Canada has two radar satellites, Radarsat-1 (launched in 1995) and Radarsat-2 (launched in 2007), both of which are major data sources for commercial applications and remote sensing science. Canadian Forest Service (CFS) scientists are working with the Canadian Space Agency (CSA), the Japan Aerospace Exploration Agency, China, and the Canada Centre for Remote Sensing (CCRS) on developing methods and systems for extracting forest information from radar satellites.
Radar has the advantage of all-weather capability for monitoring, allowing it to acquire images of the Earth day or night, in all weather and through cloud cover, smoke and haze.

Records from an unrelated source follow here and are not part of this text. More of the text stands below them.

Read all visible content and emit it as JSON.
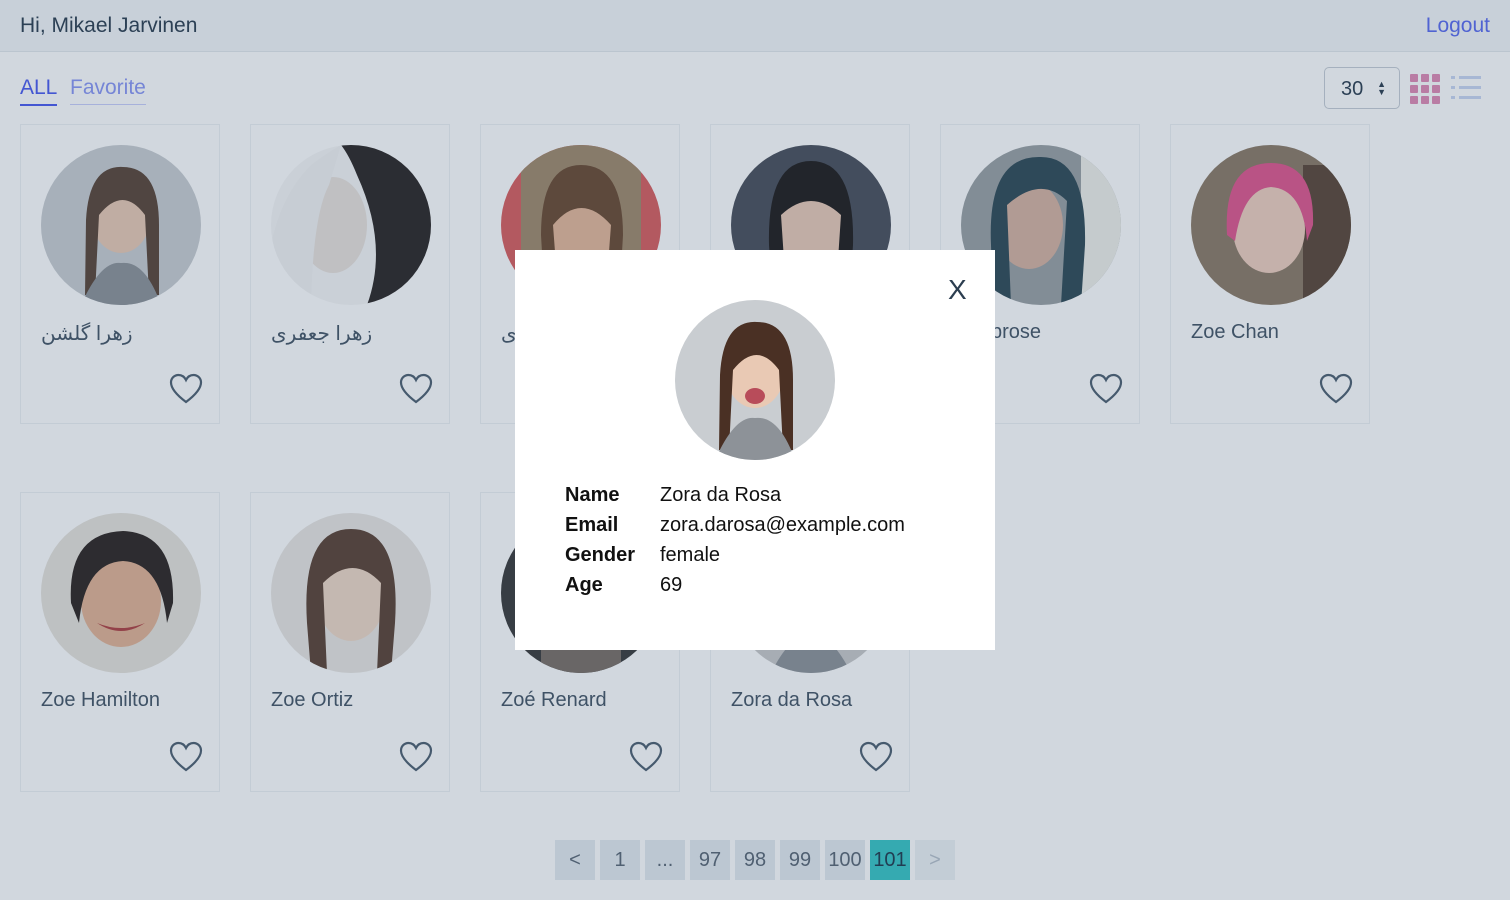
{
  "header": {
    "greeting": "Hi, Mikael Jarvinen",
    "logout_label": "Logout"
  },
  "filters": {
    "all_label": "ALL",
    "favorite_label": "Favorite"
  },
  "controls": {
    "per_page": "30",
    "view_mode": "grid"
  },
  "cards": [
    {
      "name": "زهرا گلشن",
      "favorite": false
    },
    {
      "name": "زهرا جعفری",
      "favorite": false
    },
    {
      "name": "ی",
      "favorite": false
    },
    {
      "name": "",
      "favorite": false
    },
    {
      "name": "Ambrose",
      "favorite": false
    },
    {
      "name": "Zoe Chan",
      "favorite": false
    },
    {
      "name": "Zoe Hamilton",
      "favorite": false
    },
    {
      "name": "Zoe Ortiz",
      "favorite": false
    },
    {
      "name": "Zoé Renard",
      "favorite": false
    },
    {
      "name": "Zora da Rosa",
      "favorite": false
    }
  ],
  "pagination": {
    "prev": "<",
    "first": "1",
    "ellipsis": "...",
    "p97": "97",
    "p98": "98",
    "p99": "99",
    "p100": "100",
    "p101": "101",
    "next": ">",
    "current": "101"
  },
  "modal": {
    "close_label": "X",
    "name_label": "Name",
    "name_value": "Zora da Rosa",
    "email_label": "Email",
    "email_value": "zora.darosa@example.com",
    "gender_label": "Gender",
    "gender_value": "female",
    "age_label": "Age",
    "age_value": "69"
  },
  "colors": {
    "accent": "#4a5af0",
    "active_page": "#38c6c6",
    "grid_icon": "#e08bb5"
  }
}
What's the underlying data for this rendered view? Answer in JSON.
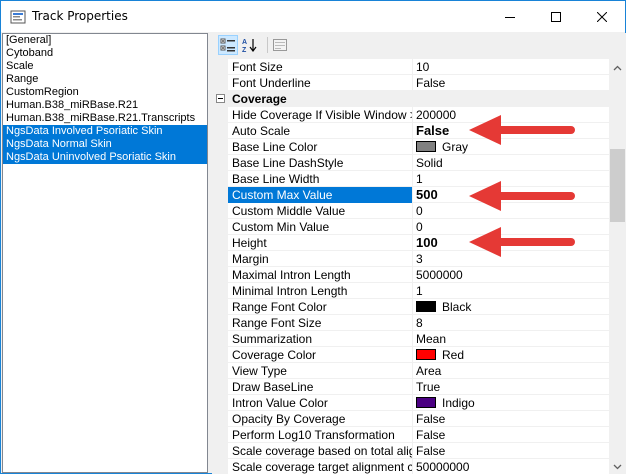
{
  "window": {
    "title": "Track Properties"
  },
  "tracks": [
    {
      "label": "[General]",
      "selected": false
    },
    {
      "label": "Cytoband",
      "selected": false
    },
    {
      "label": "Scale",
      "selected": false
    },
    {
      "label": "Range",
      "selected": false
    },
    {
      "label": "CustomRegion",
      "selected": false
    },
    {
      "label": "Human.B38_miRBase.R21",
      "selected": false
    },
    {
      "label": "Human.B38_miRBase.R21.Transcripts",
      "selected": false
    },
    {
      "label": "NgsData Involved Psoriatic Skin",
      "selected": true
    },
    {
      "label": "NgsData Normal Skin",
      "selected": true
    },
    {
      "label": "NgsData Uninvolved Psoriatic Skin",
      "selected": true
    }
  ],
  "toolbar": {
    "categorized_icon": "categorized-icon",
    "alphabetical_icon": "alphabetical-sort-icon",
    "property_pages_icon": "property-pages-icon"
  },
  "properties": [
    {
      "name": "Font Size",
      "value": "10"
    },
    {
      "name": "Font Underline",
      "value": "False"
    },
    {
      "category": true,
      "name": "Coverage"
    },
    {
      "name": "Hide Coverage If Visible Window >",
      "value": "200000"
    },
    {
      "name": "Auto Scale",
      "value": "False",
      "bold": true
    },
    {
      "name": "Base Line Color",
      "value": "Gray",
      "color": "#808080"
    },
    {
      "name": "Base Line DashStyle",
      "value": "Solid"
    },
    {
      "name": "Base Line Width",
      "value": "1"
    },
    {
      "name": "Custom Max Value",
      "value": "500",
      "bold": true,
      "selected": true
    },
    {
      "name": "Custom Middle Value",
      "value": "0"
    },
    {
      "name": "Custom Min Value",
      "value": "0"
    },
    {
      "name": "Height",
      "value": "100",
      "bold": true
    },
    {
      "name": "Margin",
      "value": "3"
    },
    {
      "name": "Maximal Intron Length",
      "value": "5000000"
    },
    {
      "name": "Minimal Intron Length",
      "value": "1"
    },
    {
      "name": "Range Font Color",
      "value": "Black",
      "color": "#000000"
    },
    {
      "name": "Range Font Size",
      "value": "8"
    },
    {
      "name": "Summarization",
      "value": "Mean"
    },
    {
      "name": "Coverage Color",
      "value": "Red",
      "color": "#ff0000"
    },
    {
      "name": "View Type",
      "value": "Area"
    },
    {
      "name": "Draw BaseLine",
      "value": "True"
    },
    {
      "name": "Intron Value Color",
      "value": "Indigo",
      "color": "#4b0082"
    },
    {
      "name": "Opacity By Coverage",
      "value": "False"
    },
    {
      "name": "Perform Log10 Transformation",
      "value": "False"
    },
    {
      "name": "Scale coverage based on total alignr",
      "value": "False"
    },
    {
      "name": "Scale coverage target alignment cou",
      "value": "50000000"
    }
  ],
  "colors": {
    "accent": "#0078d7",
    "annotation_arrow": "#e53935"
  }
}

Canada’s Radarsat-2 satellite has polarimetric capabilities that allow better forest classification than Radarsat-1, including multi-temporal change detection, biomass mapping and forest fire detection, both current and historical (from the last 80 years).
Canada will be launching a Radarsat Constellation Mission (RCM) consisting of three Earth-observing satellites, starting in 2015. Being both complementary to and a continuation of the Radarsat-2 mission, the RCM will add a new series of applications enabled through the constellation approach. In anticipation of the mission, CFS scientists are developing methods for using the various modes of RCM. For example, a CCRS-led interdepartmental project with CSA is working with RCM’s compact polarimetry mode.